New technology to reconnect people with their retirement savings

The UK is one step closer to providing citizens with a comprehensive online picture of their state and private pension entitlements after the successful development of a pensions dashboard prototype.
The prototype system allows an individual to securely retrieve details of all their pension savings including the estimated value of those savings at a particular retirement age. The information can then be accessed via a single trusted source of their choice.
The prototype dashboard project was managed by the Association of British Insurers, (ABI) with the involvement of 17 pension providers and six technology companies. Unlike countries such as Sweden and the Netherlands, where they operate a single pensions dashboard, the UK government opted for a competitive model, where providers will build their own dashboards.
It is hoped that this model will encourage providers to develop innovative products that help consumers to understand their wider financial situation and act on it if necessary.
Speaking at the launch of the prototype project last September, Simon Kirby, Economic Secretary to the Treasury, said: “No single dashboard can meet the needs of millions of people who all have very different individual circumstances. There is definitely no government website that could do that either. There is no monopoly of wisdom. The dashboard needs to be an infrastructure of open standards – like a common language and system for finding, collating, and sharing pension information.”

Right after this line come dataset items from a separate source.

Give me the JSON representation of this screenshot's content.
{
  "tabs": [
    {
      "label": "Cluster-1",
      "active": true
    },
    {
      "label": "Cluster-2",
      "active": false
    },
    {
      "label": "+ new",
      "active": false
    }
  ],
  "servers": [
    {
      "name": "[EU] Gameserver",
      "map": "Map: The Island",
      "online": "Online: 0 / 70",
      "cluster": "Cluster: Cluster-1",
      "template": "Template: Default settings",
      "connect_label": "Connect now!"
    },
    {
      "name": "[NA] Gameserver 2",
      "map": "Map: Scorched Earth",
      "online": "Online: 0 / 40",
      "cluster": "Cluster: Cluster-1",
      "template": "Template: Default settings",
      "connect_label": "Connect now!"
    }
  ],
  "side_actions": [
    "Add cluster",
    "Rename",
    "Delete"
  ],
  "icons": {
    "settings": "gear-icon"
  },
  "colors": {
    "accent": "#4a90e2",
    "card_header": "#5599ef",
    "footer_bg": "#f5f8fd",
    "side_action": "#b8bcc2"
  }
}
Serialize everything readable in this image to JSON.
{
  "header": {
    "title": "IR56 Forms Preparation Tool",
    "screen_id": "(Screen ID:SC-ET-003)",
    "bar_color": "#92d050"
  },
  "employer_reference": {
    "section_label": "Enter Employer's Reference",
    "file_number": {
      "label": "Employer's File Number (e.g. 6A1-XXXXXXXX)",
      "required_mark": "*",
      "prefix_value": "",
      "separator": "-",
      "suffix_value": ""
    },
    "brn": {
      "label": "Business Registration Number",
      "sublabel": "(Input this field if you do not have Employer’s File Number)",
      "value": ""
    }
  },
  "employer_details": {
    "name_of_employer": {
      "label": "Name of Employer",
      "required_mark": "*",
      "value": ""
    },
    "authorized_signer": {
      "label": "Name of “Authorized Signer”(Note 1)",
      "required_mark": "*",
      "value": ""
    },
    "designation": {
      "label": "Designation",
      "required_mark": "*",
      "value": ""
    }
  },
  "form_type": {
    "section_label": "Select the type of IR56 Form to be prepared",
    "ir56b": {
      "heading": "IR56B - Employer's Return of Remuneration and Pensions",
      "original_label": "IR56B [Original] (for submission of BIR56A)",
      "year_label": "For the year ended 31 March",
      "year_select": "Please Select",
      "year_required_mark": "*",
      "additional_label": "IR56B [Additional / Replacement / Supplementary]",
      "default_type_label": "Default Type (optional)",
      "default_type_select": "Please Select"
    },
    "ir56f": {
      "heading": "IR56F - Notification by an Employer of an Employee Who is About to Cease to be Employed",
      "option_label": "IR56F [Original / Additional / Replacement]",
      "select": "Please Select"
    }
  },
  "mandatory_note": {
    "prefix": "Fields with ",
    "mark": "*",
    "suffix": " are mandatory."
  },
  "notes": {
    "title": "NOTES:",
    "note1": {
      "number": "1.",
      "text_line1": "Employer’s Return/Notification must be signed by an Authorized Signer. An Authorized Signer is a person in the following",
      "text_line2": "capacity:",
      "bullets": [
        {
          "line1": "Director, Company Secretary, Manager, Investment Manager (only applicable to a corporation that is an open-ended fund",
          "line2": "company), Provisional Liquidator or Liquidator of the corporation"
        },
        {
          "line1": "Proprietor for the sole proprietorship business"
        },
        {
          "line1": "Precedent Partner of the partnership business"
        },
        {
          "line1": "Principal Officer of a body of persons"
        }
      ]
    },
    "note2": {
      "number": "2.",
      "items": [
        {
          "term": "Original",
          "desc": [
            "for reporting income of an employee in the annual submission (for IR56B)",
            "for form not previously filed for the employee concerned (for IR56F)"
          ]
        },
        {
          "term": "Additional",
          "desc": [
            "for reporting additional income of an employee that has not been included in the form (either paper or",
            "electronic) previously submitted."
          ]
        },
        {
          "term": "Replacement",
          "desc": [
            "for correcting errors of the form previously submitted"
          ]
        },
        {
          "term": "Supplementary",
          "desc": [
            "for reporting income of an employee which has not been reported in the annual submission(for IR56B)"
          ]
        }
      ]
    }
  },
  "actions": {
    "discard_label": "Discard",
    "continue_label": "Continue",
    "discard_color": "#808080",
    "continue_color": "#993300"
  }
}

One of the critical elements of the project was to develop a pension finder that could communicate with more than 200 pension companies and trustees in order to ‘find’ and ‘value’ all the pension pots that match an individual’s details, including the state pension. Technology companies, Origo and Experian, developed two alternative solutions.
Technology specialists were also commissioned to work on four other elements of the prototype: user interaction with the dashboard (Runpath and Experian); verification of people’s identity and personal details (Safran and Experian); integration service providers to connect with pension providers (ITM and Aquila Heywood); matching data quality analysis to find all pensions in every system (ITM and Experian).
The government’s target is to have a fully working pensions dashboard service by 2019, which would help people to track down their pensions and encourage them to become more informed and engaged in saving and planning for retirement. The Department for Work and Pensions estimates that people have an average of 11 different jobs in their lifetimes, which could lead to 11 different pension pots.
Many questions remain about the governance, regulation, rules and final design of the pensions dashboards, which will have to be resolved between now and 2019.